Initially lured with health tips and strategies for positive physical changes, new recruits are later invited to closed chat groups where far-right content is shared.
Earlier this month, researchers reported that a network of online “fascist fitness” chat groups on the encrypted platform Telegram are recruiting and radicalizing young men with neo-Nazi and white supremacist extremist ideologies. Initially lured with health tips and strategies for positive physical changes, new recruits are later invited to closed chat groups where far-right content is shared.
Physical fitness has always been central to the far right. In “Mein Kampf,” Hitler fixated on boxing and jujitsu, believing they could help him create an army of millions whose aggressive spirit and impeccably trained bodies, combined with “fanatical love of the fatherland,” would do more for the German nation than any “mediocre” tactical weapons training.

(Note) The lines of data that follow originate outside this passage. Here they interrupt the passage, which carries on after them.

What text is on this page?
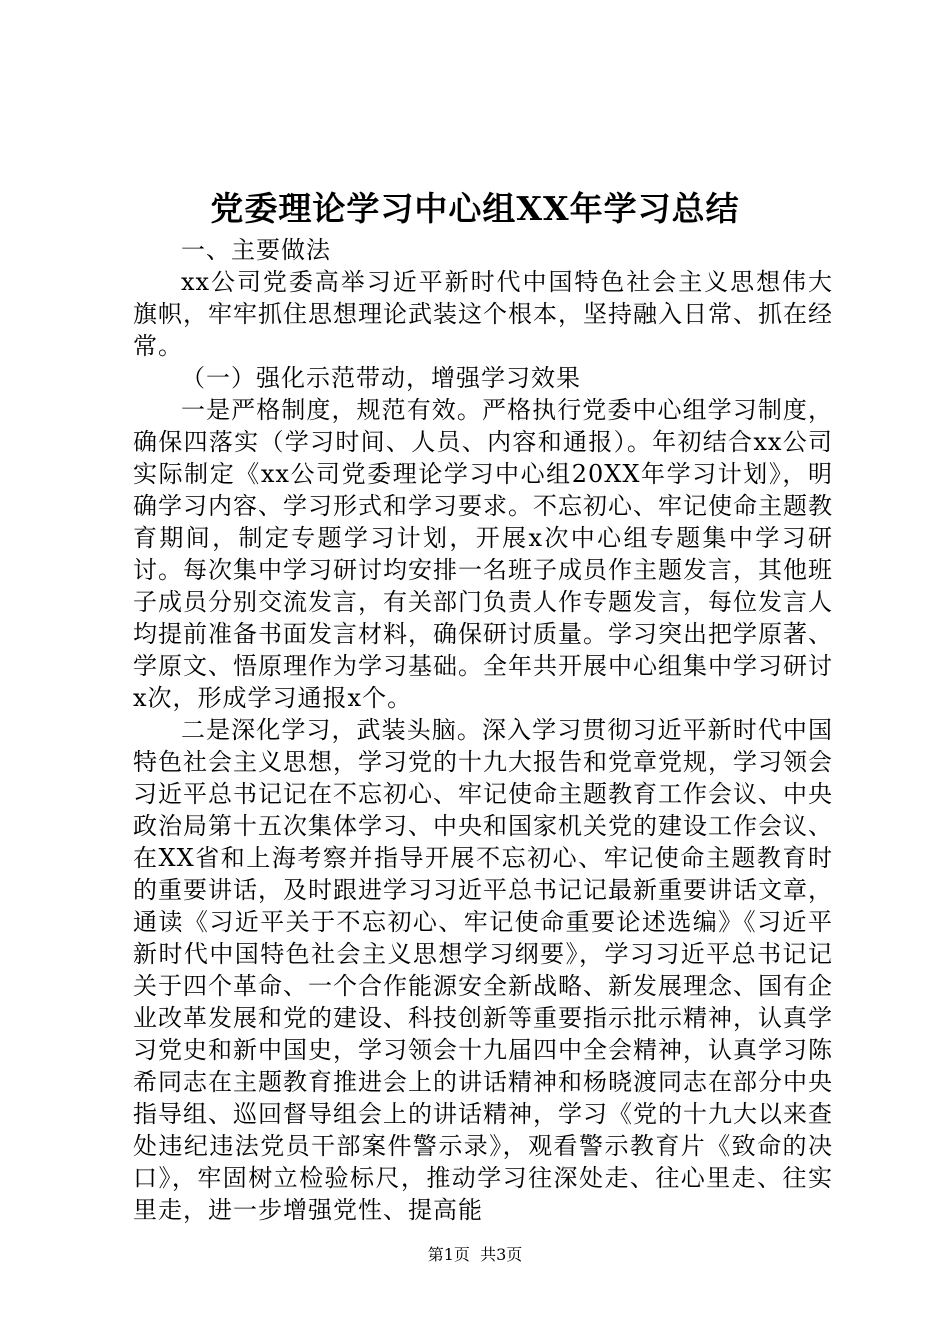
党委理论学习中心组XX年学习总结

一、主要做法

xx公司党委高举习近平新时代中国特色社会主义思想伟大旗帜，牢牢抓住思想理论武装这个根本，坚持融入日常、抓在经常。

（一）强化示范带动，增强学习效果

一是严格制度，规范有效。严格执行党委中心组学习制度，确保四落实（学习时间、人员、内容和通报）。年初结合xx公司实际制定《xx公司党委理论学习中心组20XX年学习计划》，明确学习内容、学习形式和学习要求。不忘初心、牢记使命主题教育期间，制定专题学习计划，开展x次中心组专题集中学习研讨。每次集中学习研讨均安排一名班子成员作主题发言，其他班子成员分别交流发言，有关部门负责人作专题发言，每位发言人均提前准备书面发言材料，确保研讨质量。学习突出把学原著、学原文、悟原理作为学习基础。全年共开展中心组集中学习研讨x次，形成学习通报x个。

二是深化学习，武装头脑。深入学习贯彻习近平新时代中国特色社会主义思想，学习党的十九大报告和党章党规，学习领会习近平总书记记在不忘初心、牢记使命主题教育工作会议、中央政治局第十五次集体学习、中央和国家机关党的建设工作会议、在XX省和上海考察并指导开展不忘初心、牢记使命主题教育时的重要讲话，及时跟进学习习近平总书记记最新重要讲话文章，通读《习近平关于不忘初心、牢记使命重要论述选编》《习近平新时代中国特色社会主义思想学习纲要》，学习习近平总书记记关于四个革命、一个合作能源安全新战略、新发展理念、国有企业改革发展和党的建设、科技创新等重要指示批示精神，认真学习党史和新中国史，学习领会十九届四中全会精神，认真学习陈希同志在主题教育推进会上的讲话精神和杨晓渡同志在部分中央指导组、巡回督导组会上的讲话精神，学习《党的十九大以来查处违纪违法党员干部案件警示录》，观看警示教育片《致命的决口》，牢固树立检验标尺，推动学习往深处走、往心里走、往实里走，进一步增强党性、提高能

第1页 共3页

In more modern times, far-right groups have launched mixed martial arts and boxing gyms in Ukraine, Canada and France, among other places, focused on training far-right nationalists in violent hand-to-hand combat and street-fighting techniques. It’s caught the attention of intelligence authorities, especially in Europe, where various reports have noted the role of combat sports and MMA in radicalizing and promoting far-right violence. A series of collaborative efforts between governments, national sports associations, and local gyms in places such as Germany, Poland and the United Kingdom have introduced intervention and prevention programs.

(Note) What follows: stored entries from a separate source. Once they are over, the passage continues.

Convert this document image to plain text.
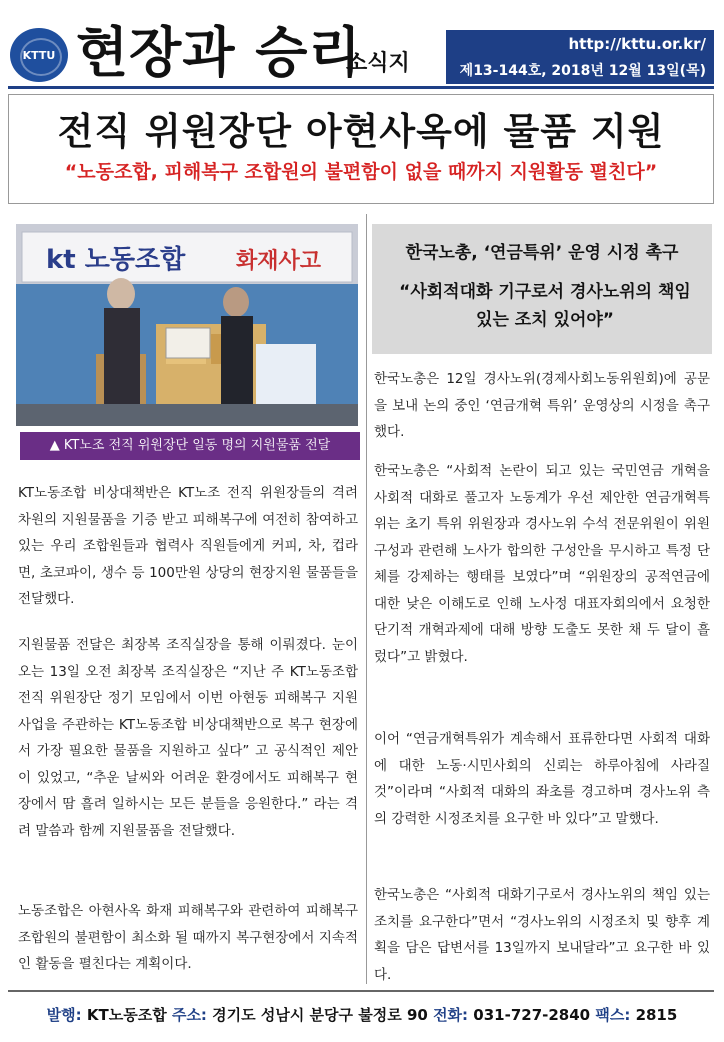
KTTU 현장과 승리
소식지
http://kttu.or.kr/
제13-144호, 2018년 12월 13일(목)
전직 위원장단 아현사옥에 물품 지원
“노동조합, 피해복구 조합원의 불편함이 없을 때까지 지원활동 펼친다”
kt 노동조합 화재사고
▲ KT노조 전직 위원장단 일동 명의 지원물품 전달

KT노동조합 비상대책반은 KT노조 전직 위원장들의 격려 차원의 지원물품을 기증 받고 피해복구에 여전히 참여하고 있는 우리 조합원들과 협력사 직원들에게 커피, 차, 컵라면, 초코파이, 생수 등 100만원 상당의 현장지원 물품들을 전달했다.

지원물품 전달은 최장복 조직실장을 통해 이뤄졌다. 눈이 오는 13일 오전 최장복 조직실장은 “지난 주 KT노동조합 전직 위원장단 정기 모임에서 이번 아현동 피해복구 지원사업을 주관하는 KT노동조합 비상대책반으로 복구 현장에서 가장 필요한 물품을 지원하고 싶다” 고 공식적인 제안이 있었고, “추운 날씨와 어려운 환경에서도 피해복구 현장에서 땀 흘려 일하시는 모든 분들을 응원한다.” 라는 격려 말씀과 함께 지원물품을 전달했다.

노동조합은 아현사옥 화재 피해복구와 관련하여 피해복구 조합원의 불편함이 최소화 될 때까지 복구현장에서 지속적인 활동을 펼친다는 계획이다.

한국노총, ‘연금특위’ 운영 시정 촉구
“사회적대화 기구로서 경사노위의 책임 있는 조치 있어야”

한국노총은 12일 경사노위(경제사회노동위원회)에 공문을 보내 논의 중인 ‘연금개혁 특위’ 운영상의 시정을 촉구했다.

한국노총은 “사회적 논란이 되고 있는 국민연금 개혁을 사회적 대화로 풀고자 노동계가 우선 제안한 연금개혁특위는 초기 특위 위원장과 경사노위 수석 전문위원이 위원구성과 관련해 노사가 합의한 구성안을 무시하고 특정 단체를 강제하는 행태를 보였다”며 “위원장의 공적연금에 대한 낮은 이해도로 인해 노사정 대표자회의에서 요청한 단기적 개혁과제에 대해 방향 도출도 못한 채 두 달이 흘렀다”고 밝혔다.

이어 “연금개혁특위가 계속해서 표류한다면 사회적 대화에 대한 노동·시민사회의 신뢰는 하루아침에 사라질 것”이라며 “사회적 대화의 좌초를 경고하며 경사노위 측의 강력한 시정조치를 요구한 바 있다”고 말했다.

한국노총은 “사회적 대화기구로서 경사노위의 책임 있는 조치를 요구한다”면서 “경사노위의 시정조치 및 향후 계획을 담은 답변서를 13일까지 보내달라”고 요구한 바 있다.

발행: KT노동조합 주소: 경기도 성남시 분당구 불정로 90 전화: 031-727-2840 팩스: 2815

The intersection of extremism and fitness leans into a shared obsession with the male body, training, masculinity, testosterone, strength and competition.
The U.S. is comparatively far behind, which will only become more and more problematic, especially since the phenomenon is growing in the country, building on the established fight-club culture of MMA far-right extremists. The leader of a Maryland skinhead group, for example, once ran a gym to “recruit and train white supremacists in mixed martial arts.” Four members or associates of the racist, violent Rise Above Movement (RAM), the self-described “premier MMA club of the Alt-Right,” pled guilty to conspiracy to riot after the 2017 Unite the Right rally in Charlottesville, Virginia. An online propagandist for that now-defunct group was spotted among protesters on Jan. 6 last year. When members of the white supremacist group Patriot Front marched in Washington, D.C., in December 2021, they were accompanied by a new media outlet created by RAM’s founder, Robert Rundo, who is working to create a network of far-right MMA “Active Clubs” in the U.S. and abroad.